In article <1139916679.044875.75620 / g47g2000cwa.googlegroups.com>,
Timothy Goddard <interfecus / gmail.com> wrote:
>I just whipped this up in a bit of free time. It may be a decent
>starting point for a pure ruby parser. Note that there is no lookahead
>ability.
>
>class ParseError < StandardError; end
>
>class Parser
>
>  @@reductions = {}
>  @@reduction_procs = {}
>  @@tokens = {}
>  @@token_values = {}
>
>  # Parse either a string or an IO object (read all at once) using the
>rules defined for this parser.
>  def parse(input)
>    stack = []
>    value_stack = []
>    text = input.is_a?(IO) ? input.read : input.dup
>    loop do
>      token, value = retrieve_token(text)
>      stack << token
>      value_stack << value
>      reduce_stack(stack, value_stack)
>      if text.length == 0
>        if stack.length == 1
>          return stack[0], value_stack[0]
>        else
>          raise ParseError, 'Stack failed to reduce'
>        end
>      end
>    end
>  end
>  protected
>
>  # Retrieve a single token from the input text and return an array of
>it and its value.
>  def retrieve_token(text)
>    @@tokens.each do |regexp, token|
>      if md = text.match(regexp)
>        text.gsub!(regexp, '')
>        return [token, @@token_values[token] ?

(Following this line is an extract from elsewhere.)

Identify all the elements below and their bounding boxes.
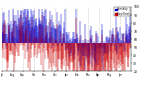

>@@token_values[token].call(md.to_s) : nil]
>      end
>    end
>    raise ParseError, "Invalid token in input near #{text}"
>  end
>
>  # Compare the stack to reduction rules to reduce any matches found
>  def reduce_stack(stack, value_stack)
>    loop do
>      matched = false
>      @@reductions.each do |tokens, result|
>        if tokens == stack[stack.length - tokens.length, tokens.length]
>          start_pos = stack.length - tokens.length
>          stack[start_pos, tokens.length] = result
>          value_stack[start_pos, tokens.length] =
>@@reduction_procs[tokens] ?
>@@reduction_procs[tokens].call(value_stack[start_pos, tokens.length]) :
>nil
>          matched = true
>          break
>        end
>      end
>      return unless matched
>    end
>  end
>
>  def self.token(regexp, token, &block)
>    @@tokens[Regexp.new('\A' + regexp.to_s)] = token
>    @@token_values[token] = block
>  end
>
>  def self.rule(*tokens, &block)
>    final = tokens.pop
>    tokens += final.keys
>    result = final.values.first
>    @@reductions[tokens] = result
>    @@reduction_procs[tokens] = block
>  end
>end
>
>class TestParser < Parser
>  token /foo/i, :foo do |s|
>    s.upcase
>  end
>  token /bar/i, :bar do |s|
>    s.downcase
>  end
>  token /mega/i, :mega do |s|
>    3
>  end
>  rule :foo, :bar => :foobar do |foo, bar|
>    foo + bar
>  end
>  rule :mega, :foobar => :megafoobar do |mega, foobar|
>    foobar * mega
>  end
>end
>

This is a bit like Grammar:
http://grammar.rubyforge.org/0.5/

Phil